I’ve been blogging here for five years: 702 posts attracting 1093 comments to date (or about 1.5 comments per post). If I’d followed best practice I could have doubled my comment count by studiously commenting in response to others’ comments. But I’m a bit old fashioned, and tend to feel that I get enough of a say on my own blog, and should leave the comment space for others. Not best practice, I know (this form encourages conversations).
The last post was a one line entry with a link to a news story on another site. Despite the opportunity to comment on my news over at Behind the Spin, 14 of you had your say back here (a vastly higher comment count than I’m used to).
Sarah has put her finger on it. It’s a rather shameless piece of attention seeking (my blog, me me me) – but it clearly works.
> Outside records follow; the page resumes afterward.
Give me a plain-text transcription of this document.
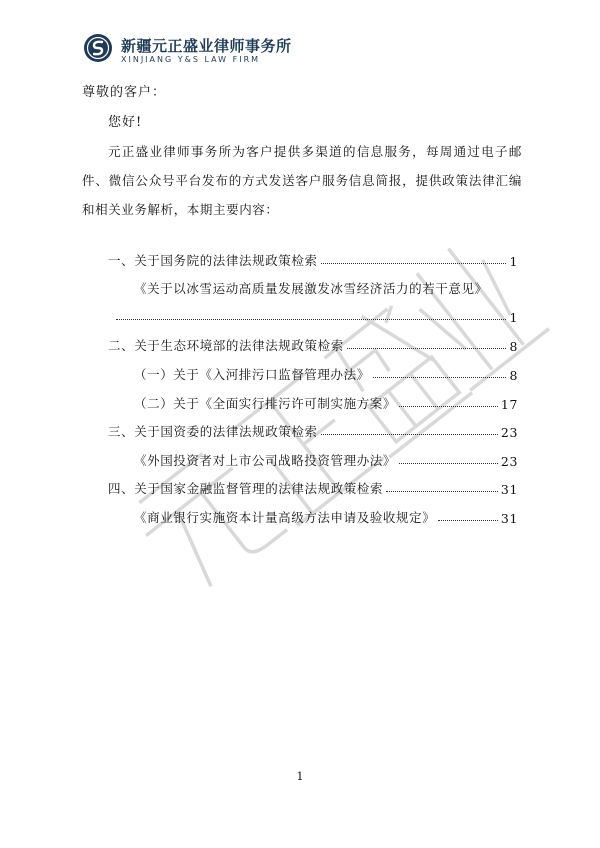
新疆元正盛业律师事务所
XINJIANG Y&S LAW FIRM
尊敬的客户：
您好!
元正盛业律师事务所为客户提供多渠道的信息服务，每周通过电子邮件、微信公众号平台发布的方式发送客户服务信息简报，提供政策法律汇编和相关业务解析，本期主要内容：
一、关于国务院的法律法规政策检索	1
《关于以冰雪运动高质量发展激发冰雪经济活力的若干意见》
1
二、关于生态环境部的法律法规政策检索	8
（一）关于《入河排污口监督管理办法》	8
（二）关于《全面实行排污许可制实施方案》	17
三、关于国资委的法律法规政策检索	23
《外国投资者对上市公司战略投资管理办法》	23
四、关于国家金融监督管理的法律法规政策检索	31
《商业银行实施资本计量高级方法申请及验收规定》	31
1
I suppose if you’re reading this, it might suggest some level of interest in who’s writing this blog.
But the relative lack of comments at Behind the Spin needs some explaining too (three to date on that news story, but one of these is from me and one from another member of the magazine team). Here’s my explanation. A magazine is less personal than a blog – and rather more perfect as it’s edited. Leaving a comment, while technically just as easy, is psychologically much harder. After all, who is the comment aimed at – the article’s author (anonymous in the case of our news pieces), or the magazine’s editor. And who might respond? Is anyone reading?
So personal works best. We’ve always known this in public relations (it’s why word of mouth recommendation works). But where does this leave corporate blogs? Personal works; just don’t expect a more confessional style here. I’m not that shameless. Honest. One award; one mention in a new book on PR (PR – a persuasive industry?); and one self-indulgent announcement. Enough already.